So says John Lanchester in this compulsively readable London Review of Books piece, which you might not be able to put down (so to speak) even if you know diddly-squat about the British economy. The passage about the coming cuts in public spending are pretty staggering. But this part jumped out at me:

Anyone prone to thinking that investment bankers are geniuses should look at their catastrophically maladroit handling of the bonus issue this year. Goldman Sachs clearly thought they were exercising heroic self-denial by awarding themselves a compensation pool amounting to a mere $16.2 billion. Haiti’s total GDP is $7 billion, and even before the earthquake one child in eight died before its fifth birthday; imagine Goldman turning over half its trough to Haiti in an attempt to change those numbers. Instead they praised their own ‘restraint’ in awarding themselves only 36 per cent of their revenue in pay pool, down from the usual 50 per cent. News of these restrained bonuses came out the same day as Obama’s bank proposals. The Goldmaners must have been left wishing they hadn’t bothered.
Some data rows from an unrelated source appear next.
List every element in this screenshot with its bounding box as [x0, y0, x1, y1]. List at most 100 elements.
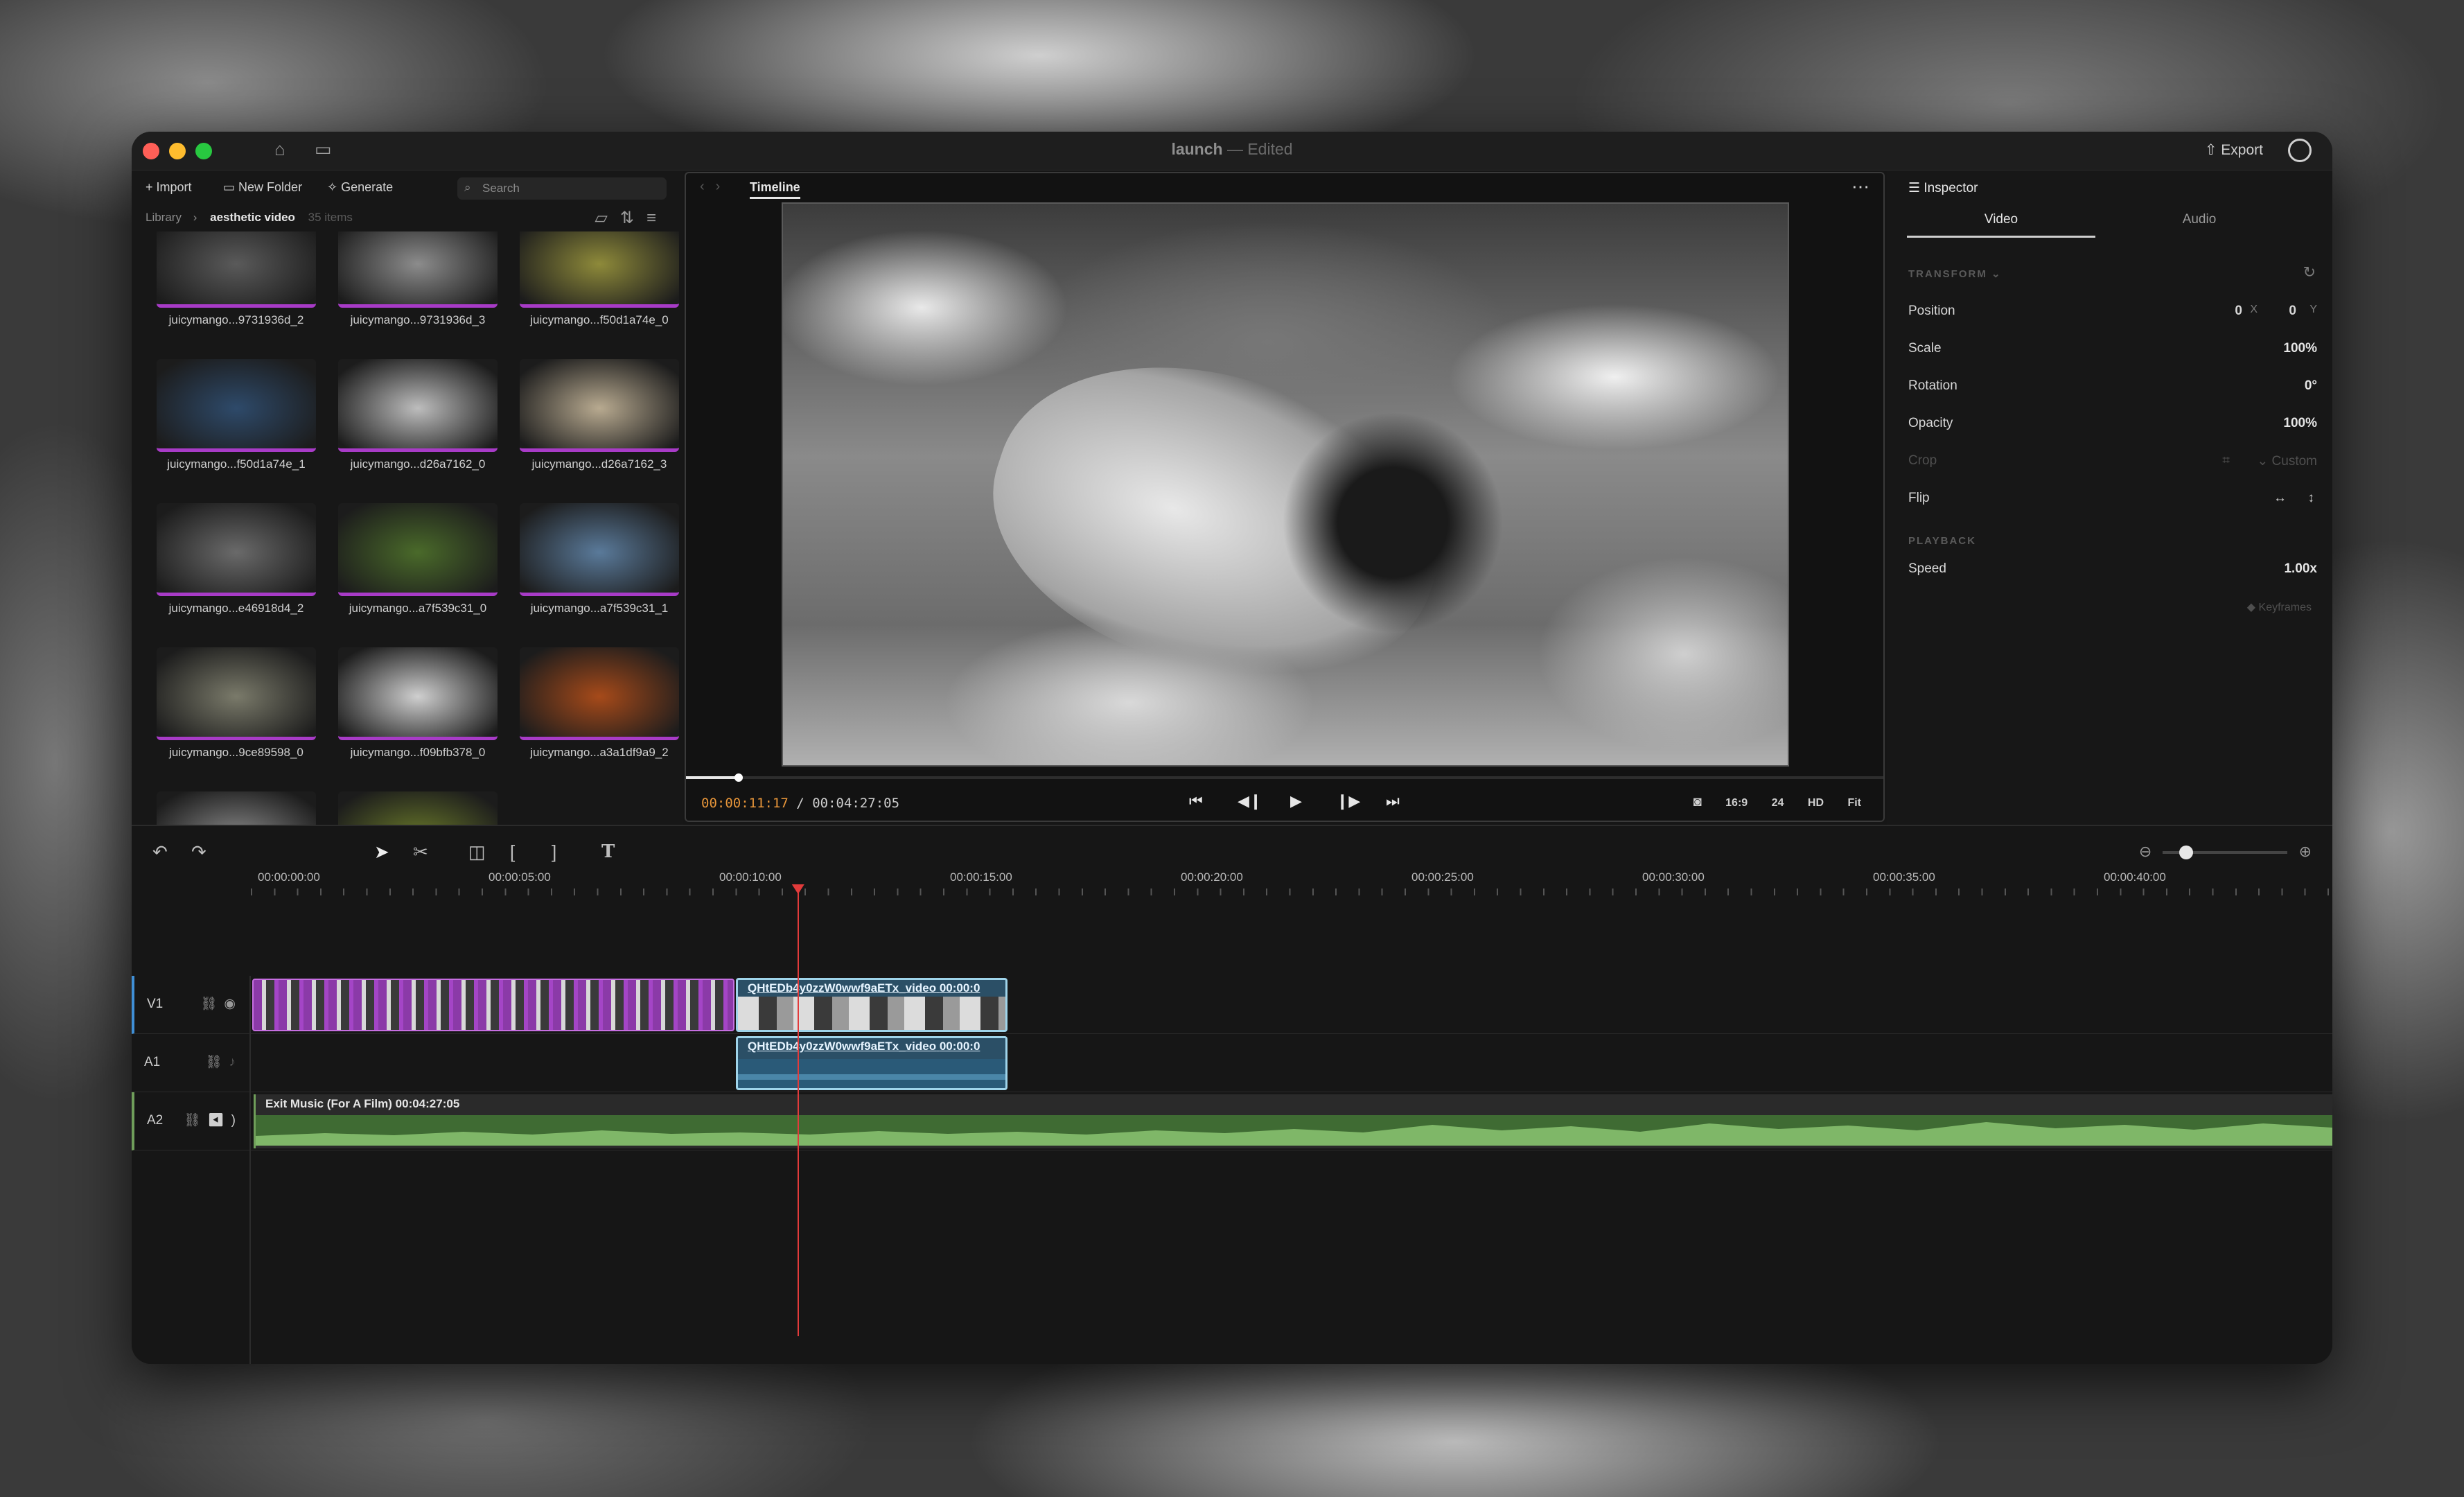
media-thumbnail[interactable] [520, 647, 679, 740]
time-ruler[interactable]: 00:00:00:00 00:00:05:00 00:00:10:00 00:00:1… [251, 869, 2332, 897]
zoom-out-icon[interactable]: ⊖ [2139, 843, 2151, 860]
tab-video[interactable]: Video [1907, 212, 2095, 238]
filter-icon[interactable]: ≡ [646, 209, 669, 227]
more-options-icon[interactable]: ⋯ [1851, 176, 1869, 198]
scrubber-handle[interactable] [734, 773, 743, 782]
audio-clip-label: QHtEDb4y0zzW0wwf9aETx_video 00:00:0 [738, 1038, 1005, 1055]
media-thumbnail[interactable] [338, 231, 498, 308]
new-folder-button[interactable]: ▭ New Folder [223, 180, 302, 195]
import-button[interactable]: + Import [146, 180, 192, 195]
media-thumbnail[interactable] [157, 647, 316, 740]
breadcrumb-current: aesthetic video [210, 211, 295, 224]
track-header-a2[interactable]: A2 ⛓◀) [132, 1092, 251, 1150]
razor-tool-icon[interactable]: ✂ [413, 841, 428, 863]
opacity-label: Opacity [1908, 416, 1953, 430]
crop-dropdown[interactable]: ⌄ Custom [2257, 453, 2317, 469]
lane-a2: Exit Music (For A Film) 00:04:27:05 [251, 1092, 2332, 1150]
media-thumbnail[interactable] [338, 503, 498, 596]
speed-field[interactable]: 1.00x [2284, 561, 2317, 577]
diamond-icon: ◆ [2246, 602, 2256, 613]
viewer-scrubber[interactable] [686, 773, 1883, 782]
link-icon[interactable]: ⛓ [200, 997, 224, 1011]
media-thumbnail[interactable] [520, 503, 679, 596]
flip-horizontal-icon[interactable]: ↔ [2273, 491, 2287, 506]
quality-button[interactable]: HD [1808, 797, 1824, 809]
fps-button[interactable]: 24 [1772, 797, 1784, 809]
position-x-unit: X [2250, 304, 2258, 315]
generate-button[interactable]: ✧ Generate [327, 180, 393, 195]
image-sequence-clips[interactable] [252, 979, 734, 1031]
step-forward-icon[interactable]: ❙▶ [1336, 792, 1360, 810]
position-x-field[interactable]: 0 [2235, 304, 2242, 319]
search-input[interactable]: ⌕ Search [457, 177, 667, 200]
media-thumbnail[interactable] [338, 647, 498, 740]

Bank bonuses are a moral and political problem at the best of times. This year, the levels of bonuses across the industry are unconscionable. There are three reasons for that. First, thanks to the special measures currently in place the banks can borrow from their governments at, effectively, 0 per cent rates of interest. They can then invest the money at higher rates of interest, 5 to 7 per cent, say. This is a direct transfer of wealth from the taxpayer to the banks, and the only difference between it and an actual, physical licence to print money is that the banks don’t have a piece of paper with the words ‘Official Licence to Print Money’ written across the top. Second, the banks’ balance sheets are still clogged with the famous toxic assets. Last year, these assets could not be sold, so they were worth nothing; thanks to the accountancy practice called ‘mark-to-market’, which insisted on the assets being recorded at their current value, this left big holes on the banks’ balance sheets where the assets should be. The US and UK governments launched lavishly expensive schemes designed to restore confidence to the market in these assets (in the US, the scheme offered investors a dollar of value in return for 15 cents of their own money) and the market gradually recovered. So the assets got their value back, and the bank’s balance sheets rocketed upwards – again, thanks to the taxpayer. Under these conditions, your deceased Aunt Mavis could have generated record returns simply by not doing anything. Third, the collapse of competitors has created unprecedentedly favourable conditions for the remaining banks. Hard times are good times for banks that are still in business: winding up, fire sales, mergers, bankruptcies, emergency debt issues, debt-for-equity swaps, are all sources of lucrative fees. The banks’ activities in this area have always been cartel-like – their fees are known for being suspiciously similar – but with so little competition around, it’s a fiesta. All of this is underwritten by the taxpayer’s guarantee to keep the banks in business if they rack up another set of huge losses. Under these circumstances, this year’s bonuses really are, I use the word again, unconscionable.